Üst kattaki uçak kabin kesitli kafe ve çevresindeki fast-food alanı yolcuyu terminal yoğunluğundan çekip alabiliyor. Ama "sulu yemek" gibi ilkel yazılara da rastladık. Yani İngilizce düşününce iş iyice sulu hale geliyordu.
Uluslararası terminalin alışveriş noktaları birçok Avrupa havalimanından çok daha iyi, zengin, ucuz ve ürün yelpazesi tam havayolu yolcuğuna uygun olarak belirlenmişti.
Yönlendirme levhalarının çokluğu ve netliği ile aynı bakış açısında çıkış kapılarından köprü üzerindeki numaraların bütünleşmesi çok hoştu. Ama köprülere iki rakamlı numara verilmesi sanırım DHMİ’nin standart ve görkem yaratma unutkanlığından kaynaklanıyordu.
Terminal içinde en güzel olan da elinizi nereye atsanız istediğini bulacakmış gibi duyguyu yaratan şekilsellikti.

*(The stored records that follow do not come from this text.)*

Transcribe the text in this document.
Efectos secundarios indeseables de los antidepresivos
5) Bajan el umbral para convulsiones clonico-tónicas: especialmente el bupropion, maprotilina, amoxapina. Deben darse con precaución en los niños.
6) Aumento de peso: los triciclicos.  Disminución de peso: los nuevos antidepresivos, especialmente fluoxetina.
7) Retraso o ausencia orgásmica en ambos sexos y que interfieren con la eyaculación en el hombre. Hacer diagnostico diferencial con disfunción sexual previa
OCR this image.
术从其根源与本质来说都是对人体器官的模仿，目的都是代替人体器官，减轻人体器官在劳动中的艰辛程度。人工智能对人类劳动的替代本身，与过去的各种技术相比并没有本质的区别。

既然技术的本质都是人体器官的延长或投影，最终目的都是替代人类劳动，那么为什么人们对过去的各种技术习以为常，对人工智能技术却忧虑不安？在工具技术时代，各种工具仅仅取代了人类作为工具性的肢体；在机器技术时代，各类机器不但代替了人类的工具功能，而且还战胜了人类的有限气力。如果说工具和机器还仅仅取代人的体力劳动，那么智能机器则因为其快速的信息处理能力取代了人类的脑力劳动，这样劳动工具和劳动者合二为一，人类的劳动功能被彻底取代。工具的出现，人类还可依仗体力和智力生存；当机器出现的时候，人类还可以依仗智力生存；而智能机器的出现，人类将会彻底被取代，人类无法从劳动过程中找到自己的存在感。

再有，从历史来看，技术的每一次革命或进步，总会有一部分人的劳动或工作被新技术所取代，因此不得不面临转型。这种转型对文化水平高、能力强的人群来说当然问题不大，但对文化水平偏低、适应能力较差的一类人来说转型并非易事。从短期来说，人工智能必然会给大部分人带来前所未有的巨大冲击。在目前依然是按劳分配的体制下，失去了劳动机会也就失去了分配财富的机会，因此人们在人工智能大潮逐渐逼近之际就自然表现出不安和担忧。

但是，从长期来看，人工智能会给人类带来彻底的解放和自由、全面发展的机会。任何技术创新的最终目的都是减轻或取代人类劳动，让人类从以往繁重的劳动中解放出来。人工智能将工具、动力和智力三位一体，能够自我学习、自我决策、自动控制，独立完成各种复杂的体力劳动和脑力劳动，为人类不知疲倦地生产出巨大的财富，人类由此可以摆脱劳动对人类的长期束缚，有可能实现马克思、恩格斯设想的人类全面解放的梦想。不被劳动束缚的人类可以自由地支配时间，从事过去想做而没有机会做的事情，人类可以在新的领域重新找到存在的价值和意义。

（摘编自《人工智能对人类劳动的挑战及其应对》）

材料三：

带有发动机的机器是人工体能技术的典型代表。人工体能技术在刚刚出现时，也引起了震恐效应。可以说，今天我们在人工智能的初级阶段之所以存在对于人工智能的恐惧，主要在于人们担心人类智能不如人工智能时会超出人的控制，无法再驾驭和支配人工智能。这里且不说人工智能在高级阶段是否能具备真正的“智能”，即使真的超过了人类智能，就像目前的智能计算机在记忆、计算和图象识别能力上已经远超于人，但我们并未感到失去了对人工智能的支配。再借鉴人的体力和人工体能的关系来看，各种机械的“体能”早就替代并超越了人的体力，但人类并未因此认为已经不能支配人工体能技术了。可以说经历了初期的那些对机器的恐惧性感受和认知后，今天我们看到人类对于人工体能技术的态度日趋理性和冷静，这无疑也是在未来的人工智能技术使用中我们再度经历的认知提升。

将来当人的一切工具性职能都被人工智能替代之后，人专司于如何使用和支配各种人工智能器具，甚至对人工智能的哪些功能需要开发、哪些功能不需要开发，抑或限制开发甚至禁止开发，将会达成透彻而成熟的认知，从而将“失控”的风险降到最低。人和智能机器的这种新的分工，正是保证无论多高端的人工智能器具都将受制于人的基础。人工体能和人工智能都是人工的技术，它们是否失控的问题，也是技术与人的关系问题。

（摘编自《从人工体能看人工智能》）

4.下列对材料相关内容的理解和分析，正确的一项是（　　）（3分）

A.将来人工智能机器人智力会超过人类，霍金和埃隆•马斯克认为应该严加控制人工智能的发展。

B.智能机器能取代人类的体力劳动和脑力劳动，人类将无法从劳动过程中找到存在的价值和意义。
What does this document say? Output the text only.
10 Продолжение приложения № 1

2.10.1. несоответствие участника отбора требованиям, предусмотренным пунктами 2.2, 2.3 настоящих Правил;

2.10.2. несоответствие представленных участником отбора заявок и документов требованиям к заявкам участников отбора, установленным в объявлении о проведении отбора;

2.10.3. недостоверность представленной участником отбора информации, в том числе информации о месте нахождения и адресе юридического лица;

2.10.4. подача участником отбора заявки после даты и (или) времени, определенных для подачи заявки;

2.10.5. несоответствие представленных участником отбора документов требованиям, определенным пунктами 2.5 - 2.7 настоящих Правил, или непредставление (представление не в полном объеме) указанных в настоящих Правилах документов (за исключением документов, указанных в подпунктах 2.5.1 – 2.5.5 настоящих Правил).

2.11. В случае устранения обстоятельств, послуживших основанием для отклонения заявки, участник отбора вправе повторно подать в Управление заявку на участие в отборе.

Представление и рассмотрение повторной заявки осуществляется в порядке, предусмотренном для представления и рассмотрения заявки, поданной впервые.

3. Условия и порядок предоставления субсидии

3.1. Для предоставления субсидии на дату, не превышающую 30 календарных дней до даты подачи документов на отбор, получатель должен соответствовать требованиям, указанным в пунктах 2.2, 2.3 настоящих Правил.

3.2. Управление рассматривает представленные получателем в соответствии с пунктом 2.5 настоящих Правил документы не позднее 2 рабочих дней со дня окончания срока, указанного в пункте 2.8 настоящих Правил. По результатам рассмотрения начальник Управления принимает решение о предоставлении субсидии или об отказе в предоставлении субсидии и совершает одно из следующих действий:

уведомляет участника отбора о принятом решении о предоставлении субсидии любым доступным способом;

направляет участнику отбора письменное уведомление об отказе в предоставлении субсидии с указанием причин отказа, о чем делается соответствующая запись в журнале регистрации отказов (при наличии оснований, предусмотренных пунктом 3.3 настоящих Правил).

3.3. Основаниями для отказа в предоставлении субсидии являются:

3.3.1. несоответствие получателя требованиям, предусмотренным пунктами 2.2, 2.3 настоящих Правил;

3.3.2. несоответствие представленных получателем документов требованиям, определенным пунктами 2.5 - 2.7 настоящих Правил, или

Büyük hacimde bakış aralığında her şeyin yakalanabilmesi büyük rahatlıktı.
Mimar gri yapının içinde sarı-turuncu arasındaki bir rengi iyi kullanarak bir hareket yaratmışken, bazı yerlerde sadece turuncu kullanarak bitmemiş bir yer, paslanacak malzeme üzerine sürülen sülyen boya gibi bir aklı rahatsız eden davranış bozukluğunun tuzağına nasıl düşmüş anlayamadım.
Yapının tümüne bakıldığında TAV’ın terminal inşasında seri imalat hızına eriştiğini, ama ellerine tutuşturulan her projede ayrı bir butik çalışması yapabileceği noktasına geldiğini de bana gösterdi.
İzmir Adnan Menderes Havalimanı, İzmir’in şanını şöhretini kurtarmış. İç hatlarla mimari bütünlük ve dekoratif kontraslık bozukluğu da giderilirse beş yıldızlı bu kapımızla da çok övünebiliriz.
AIRPORT OTEL YOK
Ankara Esenboğa ve İzmir Adnan Menderes Havalimanı yeni yapılarında bir havalimanı oteli ne yazık ki yok. Havalimanı içindeki oteller bence standart olmalı. Üstelik Ankara Esenboğa’nın kente uzaklığı düşünüldüğünde böyle bir otelin ne kadar önemli olduğu ortaya çıkıyor.
Sabah erken uçuşu olan ve Ankara’ya günü birlik gitmiş birçok kişi bu otelde konaklayarak hem uçağını kaçırma riski almayacak hem de terminalden dışarı çıkmadan uçağına hemen ulaşabilecek. DHMİ, bu projelere otel eklemesini baştan yapması halinde terminal ve çevresinde gelecekte yeniden bir şantiye kurulmasını önleyebilirdi. Ama iki terminal içinde otel yapılmasının ne kadar gerekli olduğu Atatürk Havalimanı otelinin doluluk oranına bakıldığında kolayca anlaşılabilir.